It’s no secret that millennials are embracing entrepreneurship at a rate previously unseen among baby boomers and Gen X. Dubbed the “true entrepreneur generation” by Forbes magazine, many millennials tout themselves as natural self-starters.

But just how entrepreneurial is Gen Y? While many have made significant strides to launch their own companies and businesses, the number of self-employed millennials might actually surprise you.

Along with that figure, here are six other facts you may not have known about millennial entrepreneurs.

1. The new term is “Millenipreneurs.”
Well, that’s according to BNP Paribas, who recently released their 2016 Global Entrepreneurship Report. The report, which surveyed 2,600 entrepreneurs in 18 countries, found that millennial entrepreneurs are creating more companies, with a higher headcount and greater profit ambitions. On average, they launch eight companies (compared to just 3.5 among their predecessors) and have a turnover of more than 43 per cent that of the baby boomer generation.

2. Who run the world? Girls.
The same study also found that women entrepreneurs tend to be more successful than their male counterparts. While 61 per cent of surveyed women expected to either grow or maintain a stable profit in the following year, nearly three quarters of millennial women expected this same outcome.

Millennial women entrepreneurs also reported revenues more than double those of their female predecessors.

*Flips hair.*

3. Women seem to be covered, but what about minorities?
Women entrepreneurs have managed to scratch the glass ceiling faster than millennial entrepreneurs of colour. According to a report by Young Invincibles, a U.S. based non-profit that represents the interests and perspectives of millennials, more than a quarter of young entrepreneurs are members of a visible minority, compared to nearly three quarters who are white.

4. Truth time: Is Gen Y really a generation of entrepreneurs?
The truth is that millennials are in fact, quite far from being a “true entrepreneur generation,” as Forbes suggests. According to a study conducted by the Small Business Administration (SBA) in 2014, less than two per cent of millennials are actually self-employed, compared to 7.6 per cent of Gen Xers and 8.3 per cent of baby boomers.

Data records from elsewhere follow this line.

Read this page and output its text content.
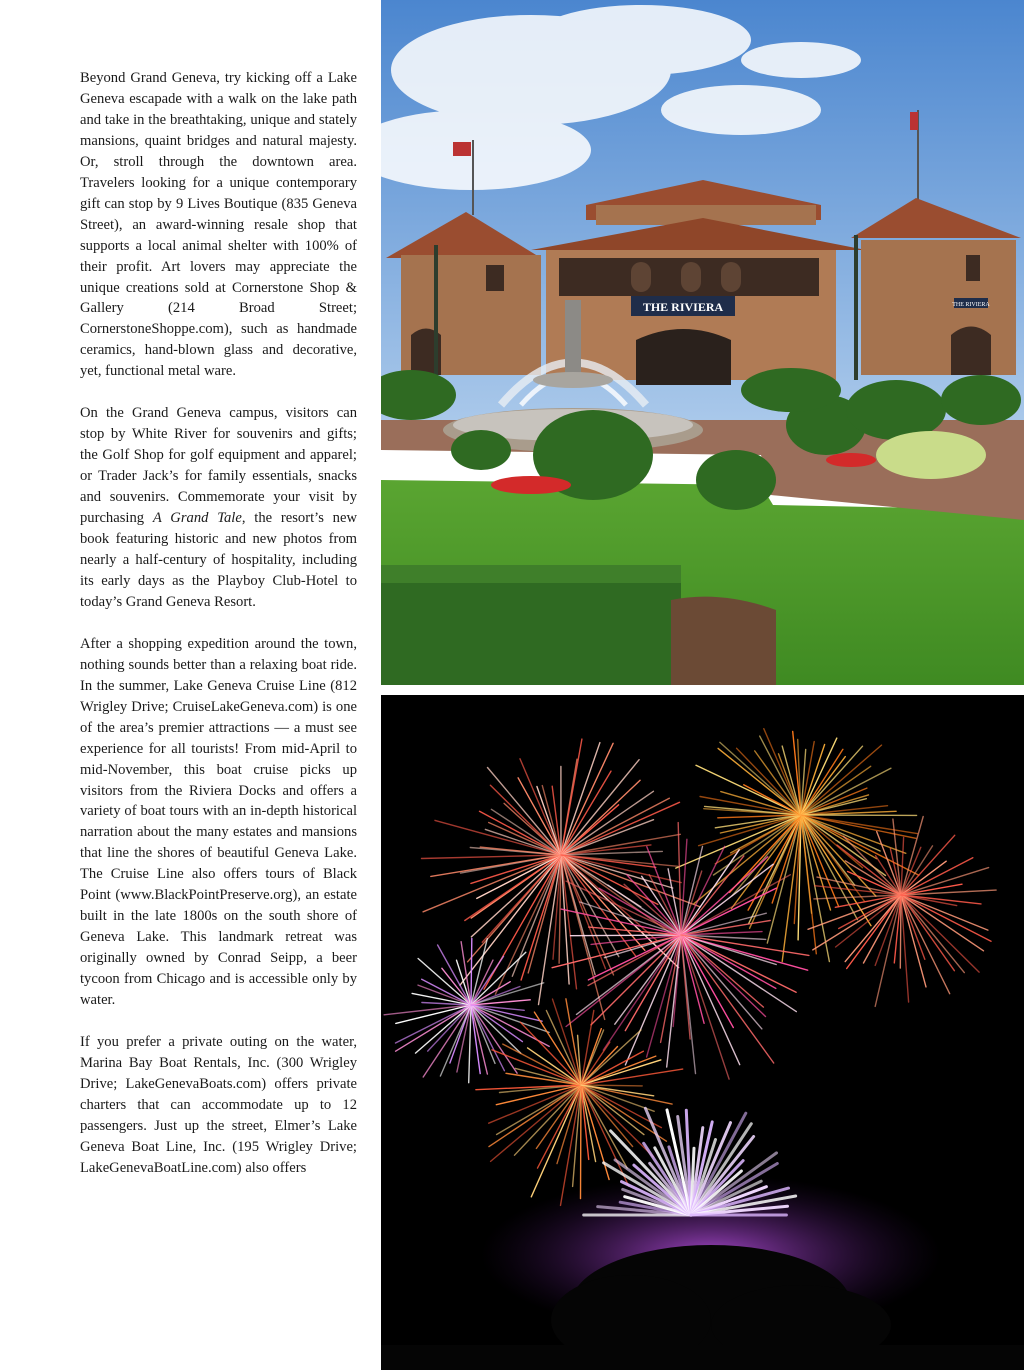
Beyond Grand Geneva, try kicking off a Lake Geneva escapade with a walk on the lake path and take in the breathtaking, unique and stately mansions, quaint bridges and natural majesty. Or, stroll through the downtown area. Travelers looking for a unique contemporary gift can stop by 9 Lives Boutique (835 Geneva Street), an award-winning resale shop that supports a local animal shelter with 100% of their profit. Art lovers may appreciate the unique creations sold at Cornerstone Shop & Gallery (214 Broad Street; CornerstoneShoppe.com), such as handmade ceramics, hand-blown glass and decorative, yet, functional metal ware.

On the Grand Geneva campus, visitors can stop by White River for souvenirs and gifts; the Golf Shop for golf equipment and apparel; or Trader Jack’s for family essentials, snacks and souvenirs. Commemorate your visit by purchasing A Grand Tale, the resort’s new book featuring historic and new photos from nearly a half-century of hospitality, including its early days as the Playboy Club-Hotel to today’s Grand Geneva Resort.

After a shopping expedition around the town, nothing sounds better than a relaxing boat ride. In the summer, Lake Geneva Cruise Line (812 Wrigley Drive; CruiseLakeGeneva.com) is one of the area’s premier attractions — a must see experience for all tourists! From mid-April to mid-November, this boat cruise picks up visitors from the Riviera Docks and offers a variety of boat tours with an in-depth historical narration about the many estates and mansions that line the shores of beautiful Geneva Lake. The Cruise Line also offers tours of Black Point (www.BlackPointPreserve.org), an estate built in the late 1800s on the south shore of Geneva Lake. This landmark retreat was originally owned by Conrad Seipp, a beer tycoon from Chicago and is accessible only by water.

If you prefer a private outing on the water, Marina Bay Boat Rentals, Inc. (300 Wrigley Drive; LakeGenevaBoats.com) offers private charters that can accommodate up to 12 passengers. Just up the street, Elmer’s Lake Geneva Boat Line, Inc. (195 Wrigley Drive; LakeGenevaBoatLine.com) also offers

THE RIVIERA	THE RIVIERA
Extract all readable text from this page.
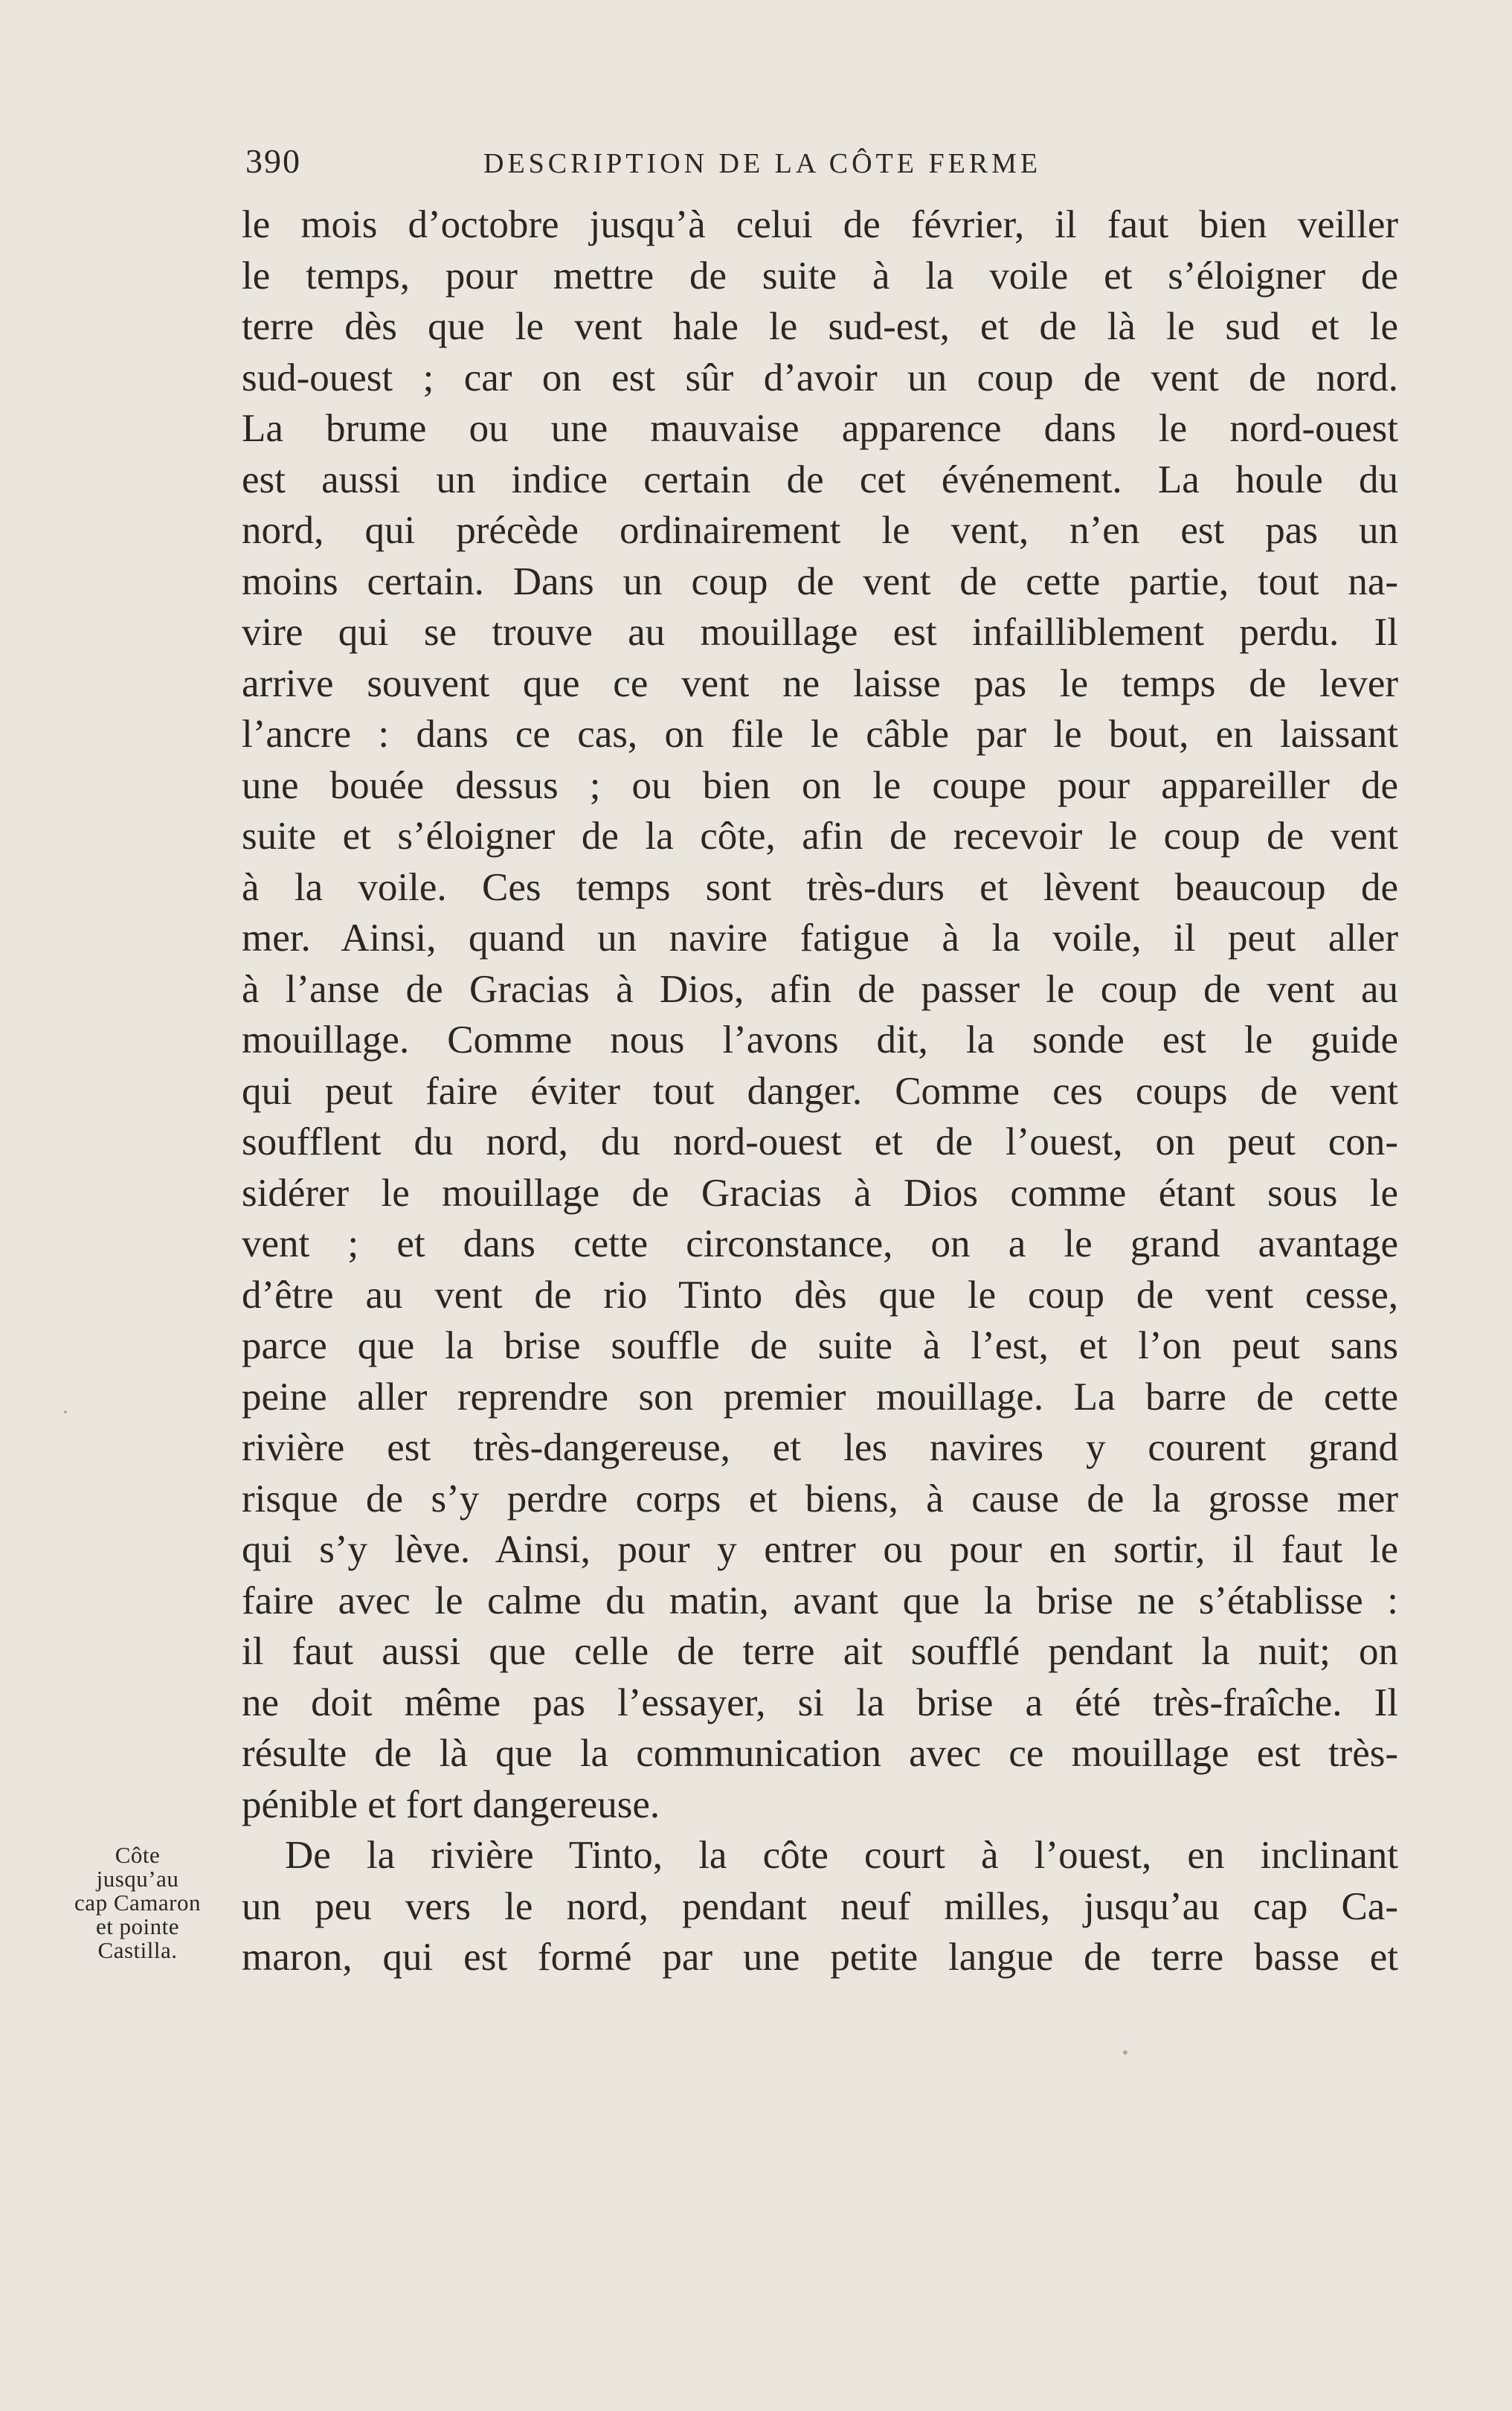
390	DESCRIPTION DE LA CÔTE FERME
le mois d’octobre jusqu’à celui de février, il faut bien veiller
le temps, pour mettre de suite à la voile et s’éloigner de
terre dès que le vent hale le sud-est, et de là le sud et le
sud-ouest ; car on est sûr d’avoir un coup de vent de nord.
La brume ou une mauvaise apparence dans le nord-ouest
est aussi un indice certain de cet événement. La houle du
nord, qui précède ordinairement le vent, n’en est pas un
moins certain. Dans un coup de vent de cette partie, tout na-
vire qui se trouve au mouillage est infailliblement perdu. Il
arrive souvent que ce vent ne laisse pas le temps de lever
l’ancre : dans ce cas, on file le câble par le bout, en laissant
une bouée dessus ; ou bien on le coupe pour appareiller de
suite et s’éloigner de la côte, afin de recevoir le coup de vent
à la voile. Ces temps sont très-durs et lèvent beaucoup de
mer. Ainsi, quand un navire fatigue à la voile, il peut aller
à l’anse de Gracias à Dios, afin de passer le coup de vent au
mouillage. Comme nous l’avons dit, la sonde est le guide
qui peut faire éviter tout danger. Comme ces coups de vent
soufflent du nord, du nord-ouest et de l’ouest, on peut con-
sidérer le mouillage de Gracias à Dios comme étant sous le
vent ; et dans cette circonstance, on a le grand avantage
d’être au vent de rio Tinto dès que le coup de vent cesse,
parce que la brise souffle de suite à l’est, et l’on peut sans
peine aller reprendre son premier mouillage. La barre de cette
rivière est très-dangereuse, et les navires y courent grand
risque de s’y perdre corps et biens, à cause de la grosse mer
qui s’y lève. Ainsi, pour y entrer ou pour en sortir, il faut le
faire avec le calme du matin, avant que la brise ne s’établisse :
il faut aussi que celle de terre ait soufflé pendant la nuit; on
ne doit même pas l’essayer, si la brise a été très-fraîche. Il
résulte de là que la communication avec ce mouillage est très-
pénible et fort dangereuse.
De la rivière Tinto, la côte court à l’ouest, en inclinant
un peu vers le nord, pendant neuf milles, jusqu’au cap Ca-
maron, qui est formé par une petite langue de terre basse et
Côte
jusqu’au
cap Camaron
et pointe
Castilla.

5. In fact, millennials are falling behind. Big time.
Speaking to the U.S. Senate last year, John W. Lettieri, co-founder and senior director for policy and strategy at the Economic Innovation Group, said “millennials are on track to be the least entrepreneurial generation in recent history.” Citing a Wall Street Journal analysis of Federal Reserve data, Lettieri highlighted a declining rate of self-employment among millennials, along with the fact that the share of people under 30 who own a business is currently at a quarter century low.


6. So, what’s behind the disappointing numbers?
Based on the evidence, it’s fair to say millennials haven’t exactly lived up to high expectations of them. But in fairness, this failure isn’t entirely their own doing. The economy, still recovering from the 2008 financial crisis, has left Gen Y with bleak employment prospects. Paired with increasing amounts of student debt (in Canada, the average student owes over $25,000 after graduation while in the U.S., this number is just over $35,000), millennials often lack the financial means to start their own businesses.

Financial debt of any amount can impact the ability to launch a startup, but for millennials, this impact is even greater. As millennials often have smaller incomes, it can be significantly difficult to obtain credit or secure a loan. A U.S. survey done by EY found that 42 per cent of millennials said a lack of finances was the biggest obstacle they faced starting a business.

7. What can we expect for the future of millennial entrepreneurs?
In light of a declining rate of self-employment among millennials, Gen Y continues to have great admiration for entrepreneurship. With 90 per cent recognizing it as a mentality, they recognize and respect the value of a startup venture.

Millennials continue to make the necessary educational advancements often needed to become successful entrepreneurs. Now the most educated generation in America, the number of college entrepreneurship courses has increased by a multiple of 20 since 1985.

When it comes to millennial entrepreneurship, there’s disappointment, frustration and hope. But which will decide the fate of the “Millenipreneur?” We’ll have to wait and see.

But that’s just According to Adrienne.